According to ancient sources, besides, the construction of the temple was never completed.The building was situated on a huge rectangular platform (56,30x113,45 meters), over which raised a base of five steps (crepidoma), of which the last was high twice than the others and formed a sort of high podium isolating the temple from the surrounding environment.The Doric building did not have usual free columns, but a fence wall in which took place demi-columns,
seven on the short sides and fourteen on the long sides, in which others rectangular pillars were inside. The demi-columns, based on a plinth, had a diameter lower than four meters and was not composed of monolithic rocks, but of small wedge-cropped blocks and fan shaped. The hypothetical height of the columns was evaluated over 18 meters.The demi-columns had Doric capitals. Among the ruins of the temple are visible elements of the frieze with smooth and grooved slabs (metopes end triglyphs); while fragments of the eaves Leonida head shaped, are exhibited in the Archaeological Museum.The ancient historian Diodoro Siculo tells that on the pediments were sculpted Gigantomachia (struggle between the gods and the Giants) on one hand, and the conquest of Troy on the other.

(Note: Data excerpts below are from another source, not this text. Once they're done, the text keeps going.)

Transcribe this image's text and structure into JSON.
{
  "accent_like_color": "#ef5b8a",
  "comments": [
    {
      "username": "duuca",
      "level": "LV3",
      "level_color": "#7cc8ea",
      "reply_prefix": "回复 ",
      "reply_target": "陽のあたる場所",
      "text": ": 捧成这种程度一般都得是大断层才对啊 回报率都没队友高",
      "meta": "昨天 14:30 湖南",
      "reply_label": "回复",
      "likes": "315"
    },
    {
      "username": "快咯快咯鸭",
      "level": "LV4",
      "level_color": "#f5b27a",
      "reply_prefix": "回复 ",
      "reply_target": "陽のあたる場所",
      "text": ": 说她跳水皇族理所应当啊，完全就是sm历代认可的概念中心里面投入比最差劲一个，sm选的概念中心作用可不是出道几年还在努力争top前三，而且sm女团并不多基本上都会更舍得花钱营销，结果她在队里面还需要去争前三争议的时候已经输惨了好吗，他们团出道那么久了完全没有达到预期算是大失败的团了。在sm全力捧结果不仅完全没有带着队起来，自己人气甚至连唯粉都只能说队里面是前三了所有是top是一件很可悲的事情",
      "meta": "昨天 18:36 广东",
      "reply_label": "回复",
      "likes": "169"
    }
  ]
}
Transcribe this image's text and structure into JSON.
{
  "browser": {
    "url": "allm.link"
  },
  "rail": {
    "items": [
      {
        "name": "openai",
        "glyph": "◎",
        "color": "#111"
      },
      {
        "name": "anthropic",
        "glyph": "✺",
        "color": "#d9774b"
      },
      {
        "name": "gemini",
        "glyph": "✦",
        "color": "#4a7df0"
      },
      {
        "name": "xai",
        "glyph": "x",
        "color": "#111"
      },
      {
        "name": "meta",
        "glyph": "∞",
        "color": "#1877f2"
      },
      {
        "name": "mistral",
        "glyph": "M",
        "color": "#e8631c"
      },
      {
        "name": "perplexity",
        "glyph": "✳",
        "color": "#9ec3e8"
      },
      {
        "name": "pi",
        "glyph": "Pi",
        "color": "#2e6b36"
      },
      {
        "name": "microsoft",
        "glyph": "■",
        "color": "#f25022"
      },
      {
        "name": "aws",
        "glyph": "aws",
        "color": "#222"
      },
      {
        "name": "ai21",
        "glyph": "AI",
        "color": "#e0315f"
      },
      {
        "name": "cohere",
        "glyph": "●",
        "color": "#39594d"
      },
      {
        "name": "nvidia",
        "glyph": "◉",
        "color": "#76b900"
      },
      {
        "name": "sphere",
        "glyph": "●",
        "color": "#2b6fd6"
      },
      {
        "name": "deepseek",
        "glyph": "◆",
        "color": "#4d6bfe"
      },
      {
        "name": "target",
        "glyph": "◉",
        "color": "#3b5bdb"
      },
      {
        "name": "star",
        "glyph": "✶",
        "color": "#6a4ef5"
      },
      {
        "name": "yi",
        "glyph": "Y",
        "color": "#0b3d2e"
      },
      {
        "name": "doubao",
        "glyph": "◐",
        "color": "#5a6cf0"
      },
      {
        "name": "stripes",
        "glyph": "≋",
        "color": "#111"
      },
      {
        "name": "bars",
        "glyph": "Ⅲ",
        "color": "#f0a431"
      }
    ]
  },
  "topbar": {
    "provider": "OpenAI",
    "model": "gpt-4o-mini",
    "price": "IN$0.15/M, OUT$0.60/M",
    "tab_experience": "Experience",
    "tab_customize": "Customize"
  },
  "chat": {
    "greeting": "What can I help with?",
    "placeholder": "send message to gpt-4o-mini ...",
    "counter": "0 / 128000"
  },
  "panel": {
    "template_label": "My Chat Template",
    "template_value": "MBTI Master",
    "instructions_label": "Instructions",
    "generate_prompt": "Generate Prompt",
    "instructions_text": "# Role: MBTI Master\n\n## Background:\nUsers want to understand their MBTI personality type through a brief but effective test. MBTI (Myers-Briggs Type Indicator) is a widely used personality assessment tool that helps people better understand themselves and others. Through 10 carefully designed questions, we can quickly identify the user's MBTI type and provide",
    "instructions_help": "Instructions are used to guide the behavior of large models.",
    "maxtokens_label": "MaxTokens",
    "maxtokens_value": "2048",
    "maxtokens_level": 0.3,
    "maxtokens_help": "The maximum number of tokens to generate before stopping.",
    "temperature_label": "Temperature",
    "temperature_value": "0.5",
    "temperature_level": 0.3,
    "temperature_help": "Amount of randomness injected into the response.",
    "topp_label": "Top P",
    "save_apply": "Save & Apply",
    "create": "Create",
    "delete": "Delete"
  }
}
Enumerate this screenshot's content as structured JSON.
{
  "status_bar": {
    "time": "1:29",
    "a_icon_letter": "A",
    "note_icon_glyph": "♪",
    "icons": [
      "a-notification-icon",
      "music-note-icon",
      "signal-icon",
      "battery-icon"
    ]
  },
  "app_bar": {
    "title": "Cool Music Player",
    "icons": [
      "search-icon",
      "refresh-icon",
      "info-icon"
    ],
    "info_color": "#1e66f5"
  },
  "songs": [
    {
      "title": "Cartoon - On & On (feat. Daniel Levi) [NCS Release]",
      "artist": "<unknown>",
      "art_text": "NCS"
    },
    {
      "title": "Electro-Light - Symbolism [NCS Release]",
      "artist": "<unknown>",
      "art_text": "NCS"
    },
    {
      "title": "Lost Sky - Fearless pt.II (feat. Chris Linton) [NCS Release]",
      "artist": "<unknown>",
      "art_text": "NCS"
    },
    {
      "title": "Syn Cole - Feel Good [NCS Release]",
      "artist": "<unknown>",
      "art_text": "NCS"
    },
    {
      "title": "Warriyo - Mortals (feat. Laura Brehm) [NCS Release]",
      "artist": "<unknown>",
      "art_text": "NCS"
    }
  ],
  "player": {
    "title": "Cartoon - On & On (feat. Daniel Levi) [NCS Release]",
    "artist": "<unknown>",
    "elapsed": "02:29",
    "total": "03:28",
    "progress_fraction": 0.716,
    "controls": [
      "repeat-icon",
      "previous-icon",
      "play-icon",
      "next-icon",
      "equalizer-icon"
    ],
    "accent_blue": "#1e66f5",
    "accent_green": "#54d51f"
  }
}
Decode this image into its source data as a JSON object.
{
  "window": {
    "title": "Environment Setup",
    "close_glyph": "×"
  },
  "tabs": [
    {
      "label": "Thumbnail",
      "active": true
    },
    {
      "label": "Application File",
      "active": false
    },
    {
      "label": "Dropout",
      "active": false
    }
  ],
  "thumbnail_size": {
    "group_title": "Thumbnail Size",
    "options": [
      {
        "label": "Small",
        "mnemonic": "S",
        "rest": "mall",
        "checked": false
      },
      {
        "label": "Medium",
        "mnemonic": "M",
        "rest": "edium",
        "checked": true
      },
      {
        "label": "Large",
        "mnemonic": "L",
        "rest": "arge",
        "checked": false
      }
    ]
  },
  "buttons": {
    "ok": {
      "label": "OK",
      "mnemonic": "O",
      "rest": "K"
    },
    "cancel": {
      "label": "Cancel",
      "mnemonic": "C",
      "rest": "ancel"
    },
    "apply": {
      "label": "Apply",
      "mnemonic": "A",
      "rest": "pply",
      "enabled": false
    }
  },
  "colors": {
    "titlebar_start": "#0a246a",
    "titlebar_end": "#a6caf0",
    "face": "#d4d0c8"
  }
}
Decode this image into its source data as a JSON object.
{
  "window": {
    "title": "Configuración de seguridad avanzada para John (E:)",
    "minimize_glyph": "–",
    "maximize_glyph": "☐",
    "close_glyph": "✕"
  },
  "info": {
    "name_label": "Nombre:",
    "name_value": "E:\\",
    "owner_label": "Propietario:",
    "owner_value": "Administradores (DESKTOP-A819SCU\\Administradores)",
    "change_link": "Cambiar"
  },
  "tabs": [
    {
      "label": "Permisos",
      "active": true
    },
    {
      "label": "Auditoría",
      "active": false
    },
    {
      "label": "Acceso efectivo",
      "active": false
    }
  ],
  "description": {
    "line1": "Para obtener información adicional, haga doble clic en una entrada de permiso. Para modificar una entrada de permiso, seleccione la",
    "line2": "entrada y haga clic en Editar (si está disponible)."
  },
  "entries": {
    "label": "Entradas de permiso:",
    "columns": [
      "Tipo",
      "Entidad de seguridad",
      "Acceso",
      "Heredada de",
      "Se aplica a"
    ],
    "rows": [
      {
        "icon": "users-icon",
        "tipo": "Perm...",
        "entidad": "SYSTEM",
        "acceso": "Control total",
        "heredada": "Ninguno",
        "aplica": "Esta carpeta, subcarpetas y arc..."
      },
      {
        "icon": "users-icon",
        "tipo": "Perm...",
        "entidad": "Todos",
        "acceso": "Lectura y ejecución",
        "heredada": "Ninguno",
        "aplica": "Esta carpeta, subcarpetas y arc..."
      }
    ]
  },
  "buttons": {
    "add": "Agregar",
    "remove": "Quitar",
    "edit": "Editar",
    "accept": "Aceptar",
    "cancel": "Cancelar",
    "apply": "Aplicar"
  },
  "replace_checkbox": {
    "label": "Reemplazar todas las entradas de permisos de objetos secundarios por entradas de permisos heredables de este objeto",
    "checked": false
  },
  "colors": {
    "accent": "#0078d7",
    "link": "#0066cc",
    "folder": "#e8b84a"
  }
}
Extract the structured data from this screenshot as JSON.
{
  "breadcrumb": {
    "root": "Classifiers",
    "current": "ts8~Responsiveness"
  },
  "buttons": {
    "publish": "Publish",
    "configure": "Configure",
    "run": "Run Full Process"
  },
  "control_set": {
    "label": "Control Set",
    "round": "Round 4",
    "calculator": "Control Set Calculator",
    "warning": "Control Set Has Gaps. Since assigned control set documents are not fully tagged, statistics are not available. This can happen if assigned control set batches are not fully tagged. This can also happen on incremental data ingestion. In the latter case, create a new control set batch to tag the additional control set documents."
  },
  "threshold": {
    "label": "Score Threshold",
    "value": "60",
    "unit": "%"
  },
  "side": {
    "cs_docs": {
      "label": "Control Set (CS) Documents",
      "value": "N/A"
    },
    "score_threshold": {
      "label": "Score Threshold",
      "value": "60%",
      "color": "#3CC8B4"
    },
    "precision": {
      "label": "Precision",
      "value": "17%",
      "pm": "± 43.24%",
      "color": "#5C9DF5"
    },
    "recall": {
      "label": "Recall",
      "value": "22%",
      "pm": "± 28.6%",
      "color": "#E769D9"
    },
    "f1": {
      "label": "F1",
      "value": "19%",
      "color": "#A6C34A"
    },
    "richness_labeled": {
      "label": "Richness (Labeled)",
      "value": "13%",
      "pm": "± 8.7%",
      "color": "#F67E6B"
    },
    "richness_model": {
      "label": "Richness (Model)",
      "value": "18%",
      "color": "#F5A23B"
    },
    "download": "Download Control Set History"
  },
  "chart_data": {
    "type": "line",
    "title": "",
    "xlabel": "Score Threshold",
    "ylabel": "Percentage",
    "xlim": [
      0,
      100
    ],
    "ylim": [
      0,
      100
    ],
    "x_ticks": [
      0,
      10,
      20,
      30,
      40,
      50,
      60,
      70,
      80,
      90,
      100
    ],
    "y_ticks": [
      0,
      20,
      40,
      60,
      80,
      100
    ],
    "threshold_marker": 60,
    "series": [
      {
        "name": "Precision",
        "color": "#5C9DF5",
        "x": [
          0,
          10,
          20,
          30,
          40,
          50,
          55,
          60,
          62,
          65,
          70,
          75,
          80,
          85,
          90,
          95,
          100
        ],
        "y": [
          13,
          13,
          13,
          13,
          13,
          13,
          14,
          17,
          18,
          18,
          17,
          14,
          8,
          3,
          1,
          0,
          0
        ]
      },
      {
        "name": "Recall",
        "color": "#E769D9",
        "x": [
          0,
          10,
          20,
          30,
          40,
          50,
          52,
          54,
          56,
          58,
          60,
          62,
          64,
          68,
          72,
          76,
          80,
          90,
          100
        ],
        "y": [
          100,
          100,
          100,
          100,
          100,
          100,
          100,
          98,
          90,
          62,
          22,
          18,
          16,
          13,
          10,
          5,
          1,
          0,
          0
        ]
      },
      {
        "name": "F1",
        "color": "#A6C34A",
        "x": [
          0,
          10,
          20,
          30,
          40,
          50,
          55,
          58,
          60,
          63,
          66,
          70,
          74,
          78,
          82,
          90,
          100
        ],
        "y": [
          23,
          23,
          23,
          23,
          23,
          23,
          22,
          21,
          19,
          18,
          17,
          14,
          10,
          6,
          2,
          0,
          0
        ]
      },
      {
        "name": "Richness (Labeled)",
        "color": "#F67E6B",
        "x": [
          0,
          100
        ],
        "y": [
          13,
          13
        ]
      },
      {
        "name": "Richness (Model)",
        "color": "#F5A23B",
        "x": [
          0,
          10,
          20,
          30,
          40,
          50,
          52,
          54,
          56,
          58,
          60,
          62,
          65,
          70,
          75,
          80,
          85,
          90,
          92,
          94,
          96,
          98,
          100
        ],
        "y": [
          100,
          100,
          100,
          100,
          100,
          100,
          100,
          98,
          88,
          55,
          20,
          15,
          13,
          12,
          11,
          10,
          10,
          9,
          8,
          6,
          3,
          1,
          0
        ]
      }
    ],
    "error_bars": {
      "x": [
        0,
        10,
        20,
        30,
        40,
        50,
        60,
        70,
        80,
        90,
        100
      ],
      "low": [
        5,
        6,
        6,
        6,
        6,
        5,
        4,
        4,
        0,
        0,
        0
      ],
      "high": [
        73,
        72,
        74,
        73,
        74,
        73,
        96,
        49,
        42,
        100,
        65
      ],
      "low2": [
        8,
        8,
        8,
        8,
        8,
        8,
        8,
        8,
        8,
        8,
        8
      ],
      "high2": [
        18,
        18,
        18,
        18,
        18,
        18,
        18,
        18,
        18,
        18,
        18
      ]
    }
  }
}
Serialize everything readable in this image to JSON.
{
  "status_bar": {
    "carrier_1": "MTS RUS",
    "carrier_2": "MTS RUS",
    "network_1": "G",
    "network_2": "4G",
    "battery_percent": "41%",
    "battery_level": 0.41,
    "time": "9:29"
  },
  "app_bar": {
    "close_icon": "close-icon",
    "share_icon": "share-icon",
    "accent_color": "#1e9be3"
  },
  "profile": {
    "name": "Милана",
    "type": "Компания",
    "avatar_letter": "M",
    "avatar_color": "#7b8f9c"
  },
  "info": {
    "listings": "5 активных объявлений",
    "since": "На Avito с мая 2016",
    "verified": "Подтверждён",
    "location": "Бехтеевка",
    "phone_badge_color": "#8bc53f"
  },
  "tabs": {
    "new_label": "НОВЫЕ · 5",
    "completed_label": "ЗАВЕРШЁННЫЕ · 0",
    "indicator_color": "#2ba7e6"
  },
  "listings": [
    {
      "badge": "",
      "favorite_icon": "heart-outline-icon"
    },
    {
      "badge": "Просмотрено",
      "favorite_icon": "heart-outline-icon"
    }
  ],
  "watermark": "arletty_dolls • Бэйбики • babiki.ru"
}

The placement of the Giants is problematic, 7.65 meters high and built in blocks, which we assume they were outside the temple, placed in inter-columns on high corbels around 11 meters; the rebuilding of one of these giant figures is exposed in the Archaeological Museum. Nearby the east front of the temple, there are the remains of the monumental rectangular altar, on which took place religious rituals, characterized by great sacrifices of animals.